I also really take issue with your statement that the quality of tv has necessarily sharply declined over the years. For starters, sexism (including unflattering portrayals of masculinity) has always been prevalent on tv. There was a time when it was funny (at least to many people) when Ralph threatened Alice “Pow, right in the kisser” and to send her “straight to the moon.” This was a show that families could watch together. I think the things that teaches kids are pretty apparent, but I’ll gloss them anyway: violence is okay, threats are okay, husbands rule the household and should discipline their adult wives when they do something “wrong,” etc. I totally agree that there are serious problems with the common sitcom portrayal of a bitchy nag wife and a husband too stupid to boil water who still life the “blissful,” traditional life of career-oriented man and child-oriented woman. However, if I’m deciding which is the lesser of two evils between that and threats of domestic violence as comedy...well, I know which one bothers me more.

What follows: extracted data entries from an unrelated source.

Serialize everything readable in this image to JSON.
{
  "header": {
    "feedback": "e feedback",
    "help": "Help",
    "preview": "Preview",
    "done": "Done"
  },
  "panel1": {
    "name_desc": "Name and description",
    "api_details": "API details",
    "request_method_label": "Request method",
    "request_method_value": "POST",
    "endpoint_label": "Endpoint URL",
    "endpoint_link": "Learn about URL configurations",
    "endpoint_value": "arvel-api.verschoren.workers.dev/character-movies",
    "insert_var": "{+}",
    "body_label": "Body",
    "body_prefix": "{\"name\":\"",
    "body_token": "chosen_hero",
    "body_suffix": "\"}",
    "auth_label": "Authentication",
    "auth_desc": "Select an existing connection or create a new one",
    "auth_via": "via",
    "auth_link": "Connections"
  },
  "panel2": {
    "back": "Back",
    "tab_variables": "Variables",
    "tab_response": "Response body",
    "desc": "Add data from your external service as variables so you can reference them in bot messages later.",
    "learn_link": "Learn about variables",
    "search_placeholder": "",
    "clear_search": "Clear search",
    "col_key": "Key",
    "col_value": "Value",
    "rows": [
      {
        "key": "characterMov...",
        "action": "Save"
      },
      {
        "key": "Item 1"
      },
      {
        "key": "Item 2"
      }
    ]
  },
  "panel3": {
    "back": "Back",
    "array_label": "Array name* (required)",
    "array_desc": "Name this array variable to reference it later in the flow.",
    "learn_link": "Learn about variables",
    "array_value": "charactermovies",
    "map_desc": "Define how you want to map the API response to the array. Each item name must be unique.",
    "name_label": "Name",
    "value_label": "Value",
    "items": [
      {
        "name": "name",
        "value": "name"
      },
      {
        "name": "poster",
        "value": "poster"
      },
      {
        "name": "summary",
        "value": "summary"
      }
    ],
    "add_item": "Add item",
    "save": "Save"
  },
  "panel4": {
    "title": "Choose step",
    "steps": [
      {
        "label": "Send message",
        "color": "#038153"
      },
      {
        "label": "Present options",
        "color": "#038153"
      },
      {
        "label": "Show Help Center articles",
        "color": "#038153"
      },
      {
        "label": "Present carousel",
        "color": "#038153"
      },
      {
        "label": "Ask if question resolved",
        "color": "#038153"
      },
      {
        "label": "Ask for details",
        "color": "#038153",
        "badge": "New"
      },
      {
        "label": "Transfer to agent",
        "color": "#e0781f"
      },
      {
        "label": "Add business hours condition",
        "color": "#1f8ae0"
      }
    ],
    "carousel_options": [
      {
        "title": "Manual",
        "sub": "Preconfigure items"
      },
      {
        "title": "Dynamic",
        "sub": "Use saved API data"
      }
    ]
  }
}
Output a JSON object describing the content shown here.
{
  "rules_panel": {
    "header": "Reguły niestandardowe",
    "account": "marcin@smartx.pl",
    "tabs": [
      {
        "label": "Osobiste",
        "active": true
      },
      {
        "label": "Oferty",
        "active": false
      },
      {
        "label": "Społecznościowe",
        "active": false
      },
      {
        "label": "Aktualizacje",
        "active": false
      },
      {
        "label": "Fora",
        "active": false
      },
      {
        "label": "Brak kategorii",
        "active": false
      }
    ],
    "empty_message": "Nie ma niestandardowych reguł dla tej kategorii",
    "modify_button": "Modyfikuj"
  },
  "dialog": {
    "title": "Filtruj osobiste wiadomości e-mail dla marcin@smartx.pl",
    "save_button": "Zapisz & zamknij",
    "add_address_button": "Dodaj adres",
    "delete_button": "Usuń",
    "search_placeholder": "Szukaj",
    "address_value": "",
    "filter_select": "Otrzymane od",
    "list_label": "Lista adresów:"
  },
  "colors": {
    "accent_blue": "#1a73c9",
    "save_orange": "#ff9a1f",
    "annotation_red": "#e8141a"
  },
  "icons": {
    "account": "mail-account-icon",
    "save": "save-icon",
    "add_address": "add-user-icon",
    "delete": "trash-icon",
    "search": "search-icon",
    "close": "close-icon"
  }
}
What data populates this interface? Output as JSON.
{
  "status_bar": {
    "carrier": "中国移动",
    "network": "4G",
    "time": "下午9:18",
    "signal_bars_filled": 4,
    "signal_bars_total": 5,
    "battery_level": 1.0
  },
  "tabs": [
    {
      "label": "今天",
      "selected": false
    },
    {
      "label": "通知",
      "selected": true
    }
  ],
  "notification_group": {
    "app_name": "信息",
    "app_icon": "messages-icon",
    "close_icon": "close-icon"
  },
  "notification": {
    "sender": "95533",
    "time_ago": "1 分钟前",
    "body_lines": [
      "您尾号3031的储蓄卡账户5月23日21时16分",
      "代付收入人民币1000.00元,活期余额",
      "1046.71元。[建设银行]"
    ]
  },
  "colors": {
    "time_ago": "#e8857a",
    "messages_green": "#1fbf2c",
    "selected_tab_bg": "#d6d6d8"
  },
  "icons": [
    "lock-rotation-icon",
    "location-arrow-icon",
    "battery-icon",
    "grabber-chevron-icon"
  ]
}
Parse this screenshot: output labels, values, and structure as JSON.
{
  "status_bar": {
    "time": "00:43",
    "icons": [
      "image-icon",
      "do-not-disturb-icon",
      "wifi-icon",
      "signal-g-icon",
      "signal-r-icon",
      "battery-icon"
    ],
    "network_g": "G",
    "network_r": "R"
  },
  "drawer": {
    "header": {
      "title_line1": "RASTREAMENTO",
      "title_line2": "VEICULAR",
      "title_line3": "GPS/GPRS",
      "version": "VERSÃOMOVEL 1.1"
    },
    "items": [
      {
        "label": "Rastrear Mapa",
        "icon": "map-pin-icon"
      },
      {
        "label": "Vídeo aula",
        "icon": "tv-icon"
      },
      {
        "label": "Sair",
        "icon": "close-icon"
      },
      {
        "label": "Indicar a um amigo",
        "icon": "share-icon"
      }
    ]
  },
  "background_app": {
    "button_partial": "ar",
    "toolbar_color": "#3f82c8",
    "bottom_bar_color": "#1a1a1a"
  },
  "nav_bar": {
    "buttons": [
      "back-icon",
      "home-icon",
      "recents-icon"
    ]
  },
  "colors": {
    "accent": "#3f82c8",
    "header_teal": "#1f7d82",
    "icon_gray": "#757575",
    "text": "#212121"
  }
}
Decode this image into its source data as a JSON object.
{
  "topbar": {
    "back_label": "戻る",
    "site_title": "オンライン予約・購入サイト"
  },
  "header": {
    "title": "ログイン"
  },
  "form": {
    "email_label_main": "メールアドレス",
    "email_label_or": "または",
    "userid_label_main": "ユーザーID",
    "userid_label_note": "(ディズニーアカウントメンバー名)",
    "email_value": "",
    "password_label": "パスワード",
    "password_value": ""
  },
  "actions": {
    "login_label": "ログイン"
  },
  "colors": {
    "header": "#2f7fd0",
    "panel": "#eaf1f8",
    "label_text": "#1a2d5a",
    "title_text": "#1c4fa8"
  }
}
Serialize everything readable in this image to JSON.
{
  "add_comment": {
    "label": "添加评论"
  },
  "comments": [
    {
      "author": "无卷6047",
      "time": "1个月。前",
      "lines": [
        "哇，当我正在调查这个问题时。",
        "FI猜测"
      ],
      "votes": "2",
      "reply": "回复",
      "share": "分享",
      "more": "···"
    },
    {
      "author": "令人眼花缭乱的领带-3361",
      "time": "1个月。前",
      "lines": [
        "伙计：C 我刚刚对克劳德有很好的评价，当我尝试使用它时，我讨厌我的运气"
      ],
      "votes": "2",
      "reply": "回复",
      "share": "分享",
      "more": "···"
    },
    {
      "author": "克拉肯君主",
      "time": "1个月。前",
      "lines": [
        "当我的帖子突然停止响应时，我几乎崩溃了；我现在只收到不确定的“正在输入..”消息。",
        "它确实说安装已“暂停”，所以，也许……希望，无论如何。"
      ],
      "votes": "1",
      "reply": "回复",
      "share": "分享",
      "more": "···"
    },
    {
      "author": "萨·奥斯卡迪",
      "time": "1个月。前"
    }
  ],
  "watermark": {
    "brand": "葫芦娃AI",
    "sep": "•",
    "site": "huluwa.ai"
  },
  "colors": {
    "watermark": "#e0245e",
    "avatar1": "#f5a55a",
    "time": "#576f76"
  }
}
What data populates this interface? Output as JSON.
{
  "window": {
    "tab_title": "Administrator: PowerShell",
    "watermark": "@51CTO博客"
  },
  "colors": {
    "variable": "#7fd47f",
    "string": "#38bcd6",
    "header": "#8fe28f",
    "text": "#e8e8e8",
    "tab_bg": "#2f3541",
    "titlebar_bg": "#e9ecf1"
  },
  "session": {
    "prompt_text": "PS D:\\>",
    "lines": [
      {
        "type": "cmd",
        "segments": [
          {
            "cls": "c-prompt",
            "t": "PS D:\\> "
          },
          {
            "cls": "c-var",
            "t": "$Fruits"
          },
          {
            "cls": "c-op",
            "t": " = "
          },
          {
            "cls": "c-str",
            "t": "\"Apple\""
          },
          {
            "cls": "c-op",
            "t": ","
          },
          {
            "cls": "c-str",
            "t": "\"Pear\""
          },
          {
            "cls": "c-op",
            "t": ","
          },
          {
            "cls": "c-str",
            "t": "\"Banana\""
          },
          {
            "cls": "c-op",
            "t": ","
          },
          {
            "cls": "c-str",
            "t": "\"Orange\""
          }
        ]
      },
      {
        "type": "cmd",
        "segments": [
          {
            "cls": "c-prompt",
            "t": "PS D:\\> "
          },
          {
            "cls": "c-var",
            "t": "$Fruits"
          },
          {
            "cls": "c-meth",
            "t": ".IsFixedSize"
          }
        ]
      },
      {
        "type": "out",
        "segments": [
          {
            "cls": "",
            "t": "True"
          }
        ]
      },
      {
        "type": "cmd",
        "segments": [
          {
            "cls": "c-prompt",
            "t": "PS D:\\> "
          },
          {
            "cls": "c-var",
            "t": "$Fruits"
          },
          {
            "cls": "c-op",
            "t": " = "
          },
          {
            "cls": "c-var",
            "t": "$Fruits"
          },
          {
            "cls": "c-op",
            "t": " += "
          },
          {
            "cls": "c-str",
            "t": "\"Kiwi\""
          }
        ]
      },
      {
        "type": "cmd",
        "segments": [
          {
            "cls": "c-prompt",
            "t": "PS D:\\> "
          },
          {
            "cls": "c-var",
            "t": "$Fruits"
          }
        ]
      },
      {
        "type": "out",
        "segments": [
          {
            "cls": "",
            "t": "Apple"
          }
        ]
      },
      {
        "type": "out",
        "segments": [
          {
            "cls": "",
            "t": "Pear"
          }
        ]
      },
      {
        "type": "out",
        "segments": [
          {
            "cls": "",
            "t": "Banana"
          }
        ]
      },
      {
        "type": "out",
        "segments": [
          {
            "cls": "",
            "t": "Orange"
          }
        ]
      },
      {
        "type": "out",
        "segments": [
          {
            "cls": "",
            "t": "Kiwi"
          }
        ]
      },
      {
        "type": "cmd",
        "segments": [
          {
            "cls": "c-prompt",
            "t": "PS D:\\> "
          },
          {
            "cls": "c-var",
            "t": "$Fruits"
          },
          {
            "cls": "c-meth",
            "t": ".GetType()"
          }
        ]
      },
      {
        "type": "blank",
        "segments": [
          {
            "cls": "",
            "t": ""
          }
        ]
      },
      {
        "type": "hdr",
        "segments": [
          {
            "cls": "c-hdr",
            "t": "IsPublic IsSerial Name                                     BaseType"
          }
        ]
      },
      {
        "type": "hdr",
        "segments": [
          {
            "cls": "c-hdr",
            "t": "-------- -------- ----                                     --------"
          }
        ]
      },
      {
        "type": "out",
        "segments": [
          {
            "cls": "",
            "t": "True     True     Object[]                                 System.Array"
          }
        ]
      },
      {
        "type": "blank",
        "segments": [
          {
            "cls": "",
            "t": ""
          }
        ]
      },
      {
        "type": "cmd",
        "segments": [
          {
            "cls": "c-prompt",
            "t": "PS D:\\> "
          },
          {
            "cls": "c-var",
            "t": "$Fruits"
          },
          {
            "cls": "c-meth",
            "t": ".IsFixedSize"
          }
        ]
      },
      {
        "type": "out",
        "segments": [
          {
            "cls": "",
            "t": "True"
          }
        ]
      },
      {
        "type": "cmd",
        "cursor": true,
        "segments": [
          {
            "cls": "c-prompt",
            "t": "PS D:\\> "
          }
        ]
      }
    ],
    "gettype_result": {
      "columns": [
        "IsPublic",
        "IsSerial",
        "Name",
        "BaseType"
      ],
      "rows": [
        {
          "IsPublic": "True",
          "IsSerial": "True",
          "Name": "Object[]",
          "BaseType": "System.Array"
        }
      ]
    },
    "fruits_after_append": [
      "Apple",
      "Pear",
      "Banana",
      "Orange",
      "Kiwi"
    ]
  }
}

You’re right that there is more sex and violence and “strong language” used during primetime slots than there used to be (and more aired on Canadian tv than American), but I don’t think this is always a problem. Some of the violence I take issue with because it’s often in the context of sexy, powerful mobsters and glamourized killing, and the real consequences can be glossed over. I think it’s a very puritanical North American view that sex and swearing are always bad for children to hear about. In many European markets, they are actually much more liberal with what they show on television. For starters, in North America, female bodies on tv are almost always sexualized. In other areas, this isn’t always true. Have you ever seen the original British “How to Look Good Naked” series? It has a few problems (which I won’t get into right now), but it shows women’s real bodies, sometimes in their stark entirety, cellulite and all, and celebrates them as sexy because they are real and comfortable. I think that this is exactly the sort of message we actually need to be teaching children when they’re young: bodies don’t need to be size zero, plucked, tanned, polished and fat-free to be sexy, nor do they need to be sexual at all times. Hiding the sexualized form from curious children at all times doesn’t actually do this; however, it does add a taboo factor that is damn near irresistible for kids. As for the language argument, I know this is a matter of taste, but I tend to believe that words are just words and they only have power when we give them power over us. There are certainly words I don’t think are appropriate, but for me, it’s things like racial slurs that are problematic, not the “f-word,” as we euphemistically call it. I know that’s entirely about upbringing and value, and my mother actually is quite bothered by “vulgarities” like that one, but I think that in shows that are meant to reflect a reality, words like that are part of that reflection because they exist in the real world we live in, and that to censor them all as problematic is a huge overstep.

All that being said, tv can be a problem. Studies have shown that small children who watch even educational shows are worse off than those who interact with parents, and other children and adults instead. TV has always been linked to increased violence and sexual violence (as have video games and unrestricted internet access), but to me, that suggests that a more middling view of tv (and other technology) is best. It’s not the evil destroying our kids, but a technology and medium that is message dependant.